In the late 20th century, I conducted studies that produced some of the few existing datasets on job preferences and equilibrium wages for both legal and undocumented workers in the same agricultural labor market. My statistical analyses showed no significant difference between the legal U.S. citizen workers and undocumented workers in their job condition preferences, equilibrium wages, and other aspects of labor market behavior (American Journal of Agricultural Economics, Vol. 67, No. 2, 1985; The Review of Economics and Statistics, Vol. 72, No. 2, 1990). Thus, for these workers, there was no reason to believe that the presence of the undocumented workers disadvantaged the legal Americans in those markets.

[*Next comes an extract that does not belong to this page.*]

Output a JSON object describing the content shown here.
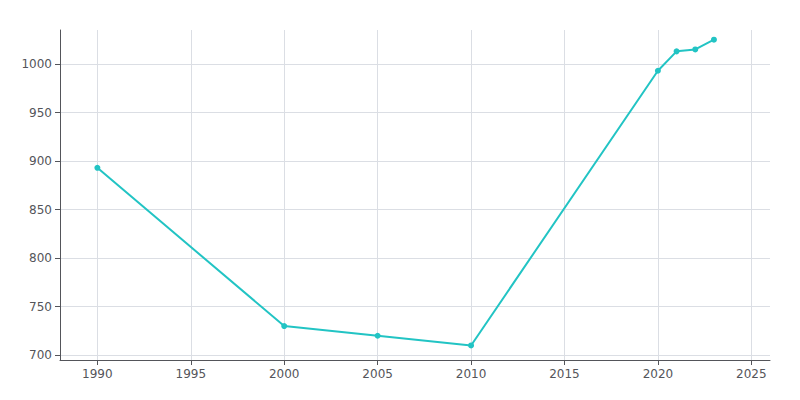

Meanwhile, friends and neighbors whisper that their longtime housekeepers and lawncare workers have nervous and worried looks on their faces. Perhaps it is time to seriously examine empirical labor market data in areas in which worker shortages exist, set aside stereotypes, and consider ways to expand and reconfigure U.S. guest worker programs in impacted markets for undocumented workers who have been law-abiding and can contribute positively to our economy.
There will undoubtedly be political controversy in considering guest-worker policy changes, and no one wants a long, drawn-out battle in Congress that will only add to the divisions already pulling at our society. Hence, given the current urgency of this issue, it would make sense to kick the can down the road on controversial details such as a path to citizenship and try to make the guest worker remedies as simple and uncontroversial as possible. Perhaps we should start with existing and proven guest worker models that could be applied to more industries. Or there might be new possibilities that could operate simply at the individual skill level. There could even be a mechanism for individual citizens to “sponsor” their maids and lawn workers, checkout clerks at local hardware stores, and service workers in restaurants, with forms that could be filed at the post office with enough verifiable detail to ensure that we know who’s who in this system and can rule out any criminal elements.
Many details will need to be ironed out in any such expansion. But if the United States can put a man on the moon and be the envy of the world for its scientific developments, then surely we can find a fair and economically sensible way to address the obvious needs in the guest worker area. We just have to start thinking about this in more creative ways.
Views expressed in this article are the opinions of the author and do not necessarily reflect the views of The Epoch Times.